Is Retirement Too Late To Begin Your Estate Planning?
Someone who deals with estate planning is going to have a different perspective than most people on when it’s too late or when you should start doing the planning. As a basic starter, when your children turn 18, they should at least have named you as a healthcare surrogate, in case there is a medical accident. You should also be named as a durable power of attorney in case you need to access or monitor your children’s financial accounts that you are not included on to pay bills or make any other financial and insurance-based decisions if something were to happen to your child.
If you choose not to create those documents when you reach age 18, the next logical point at which to create them is either when you get married or when you have your first child. Estate planning at that point is very important in order to name the guardians of your children and the trustees over their money, should you pass away while your young children need to be raised. You want to have their inheritance managed by someone else and not stolen or squandered when they receive the money. After your children become more mature young adults, that’s a good time to update your estate plan to accurately fit the situation.
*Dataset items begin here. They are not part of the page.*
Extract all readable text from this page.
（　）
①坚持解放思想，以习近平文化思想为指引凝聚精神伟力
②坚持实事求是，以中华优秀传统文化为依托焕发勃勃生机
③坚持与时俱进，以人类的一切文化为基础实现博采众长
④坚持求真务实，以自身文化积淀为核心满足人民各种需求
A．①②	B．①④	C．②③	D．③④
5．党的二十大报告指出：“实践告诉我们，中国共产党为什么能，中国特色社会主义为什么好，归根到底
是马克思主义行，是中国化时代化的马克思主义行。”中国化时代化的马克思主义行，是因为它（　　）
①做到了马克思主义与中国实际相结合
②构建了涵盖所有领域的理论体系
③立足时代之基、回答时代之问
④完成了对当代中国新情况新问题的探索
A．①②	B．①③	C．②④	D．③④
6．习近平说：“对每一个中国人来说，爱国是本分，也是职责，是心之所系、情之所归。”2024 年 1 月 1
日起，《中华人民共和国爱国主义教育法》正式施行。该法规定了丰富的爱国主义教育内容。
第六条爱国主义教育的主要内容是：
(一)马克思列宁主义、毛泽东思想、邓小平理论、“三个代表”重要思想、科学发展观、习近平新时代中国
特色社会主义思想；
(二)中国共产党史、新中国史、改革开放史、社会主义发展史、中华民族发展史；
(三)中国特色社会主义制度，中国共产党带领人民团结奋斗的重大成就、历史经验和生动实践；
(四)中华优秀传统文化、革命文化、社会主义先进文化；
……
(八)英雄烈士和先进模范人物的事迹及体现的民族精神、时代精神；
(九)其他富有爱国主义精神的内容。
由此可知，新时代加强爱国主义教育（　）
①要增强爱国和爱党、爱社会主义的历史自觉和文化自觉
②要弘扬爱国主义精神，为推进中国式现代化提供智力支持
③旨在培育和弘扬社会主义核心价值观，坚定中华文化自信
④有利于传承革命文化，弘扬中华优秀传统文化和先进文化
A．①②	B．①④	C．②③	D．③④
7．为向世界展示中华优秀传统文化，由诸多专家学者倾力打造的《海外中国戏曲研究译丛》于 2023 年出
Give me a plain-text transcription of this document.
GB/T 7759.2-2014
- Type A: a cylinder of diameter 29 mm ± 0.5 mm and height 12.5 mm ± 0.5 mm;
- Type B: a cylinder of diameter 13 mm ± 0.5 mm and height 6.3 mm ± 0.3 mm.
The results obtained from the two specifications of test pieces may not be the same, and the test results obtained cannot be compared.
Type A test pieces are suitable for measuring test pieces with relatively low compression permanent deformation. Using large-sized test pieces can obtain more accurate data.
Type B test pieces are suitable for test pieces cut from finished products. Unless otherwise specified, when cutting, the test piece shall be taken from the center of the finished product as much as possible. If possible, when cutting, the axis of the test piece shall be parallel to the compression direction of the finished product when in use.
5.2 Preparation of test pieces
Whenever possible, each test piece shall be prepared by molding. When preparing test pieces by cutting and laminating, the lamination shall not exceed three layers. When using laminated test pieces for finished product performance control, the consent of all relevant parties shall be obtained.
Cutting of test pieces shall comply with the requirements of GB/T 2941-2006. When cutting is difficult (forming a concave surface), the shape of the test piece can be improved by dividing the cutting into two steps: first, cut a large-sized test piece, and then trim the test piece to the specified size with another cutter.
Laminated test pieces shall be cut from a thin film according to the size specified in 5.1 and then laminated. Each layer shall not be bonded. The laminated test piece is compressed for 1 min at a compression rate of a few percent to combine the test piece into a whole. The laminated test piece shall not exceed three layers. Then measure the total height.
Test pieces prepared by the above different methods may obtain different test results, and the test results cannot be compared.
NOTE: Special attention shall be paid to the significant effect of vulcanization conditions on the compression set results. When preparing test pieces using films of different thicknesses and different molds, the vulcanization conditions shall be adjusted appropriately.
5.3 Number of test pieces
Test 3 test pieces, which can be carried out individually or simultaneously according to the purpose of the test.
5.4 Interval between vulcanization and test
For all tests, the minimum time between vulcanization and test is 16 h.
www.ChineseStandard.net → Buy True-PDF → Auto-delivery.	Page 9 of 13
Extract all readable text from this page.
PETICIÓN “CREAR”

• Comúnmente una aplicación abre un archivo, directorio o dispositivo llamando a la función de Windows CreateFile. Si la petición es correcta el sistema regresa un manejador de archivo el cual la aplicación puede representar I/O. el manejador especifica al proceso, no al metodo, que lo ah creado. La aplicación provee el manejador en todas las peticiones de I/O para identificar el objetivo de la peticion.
As you proceed during retirement, you should always look at your plan at least every two years to see if it still is consistent with your wishes. Finally, once you are finished with the money spending phase of your retirement, you need to sit down and create your estate plan if you have not fully done so yet. The worst time to begin is when you are in a hospital bed and are told that you only have a short period of time to live. At that point, creating your estate documents may not happen in time because you may expire before you can sign anything. Also, whatever you do could be highly scrutinized and challenged because you may have declining mental capabilities while ill.
Is Setting Up An Estate Plan When You Are Younger Enough? Is Estate Planning A One Time Thing?
Estate planning is never a one-time thing. It should always fit your circumstances of life and your goals, values, and wishes, as well as your family and financial situation. All those categories need to be merged into a legal document expressing a plan of what happens if you become disabled or incapacitated, or you pass away. Since those categories change over time, estate planning cannot be a one-time thing.
Anyone over 55 should be looking at these documents every three years. Once you hit age 70, you should be looking at them every two years and then at age 85, you should be meeting with your attorney on a regular basis. It is very easy for estate planning documents to become outdated because you created estate planning documents when your children were very young and now, they’re married and age 30. Then, most of the decisions you made have become irrelevant. It is always good to periodically review your planning to make sure it properly fits your situation.
Why Should I Look At Creditors When Doing Estate Planning And Any Updates That May Be Made?
You need to look at your creditors as it relates to your estate planning, your marriage, and your children. If you were to pass away and your spouse does not have sufficient income or assets to cover existing debts like a mortgage or car loan, you’re going to need to look at insurance-based planning. You need to talk with an estate planning attorney on how to legally avoid having these creditors deplete your entire estate before a distribution can be made to your children. Any time there are creditors and assets available for collection by those creditors, you should be highly attuned to how your estate plan is set up to avoid your children losing their inheritance and having to pay the creditors instead.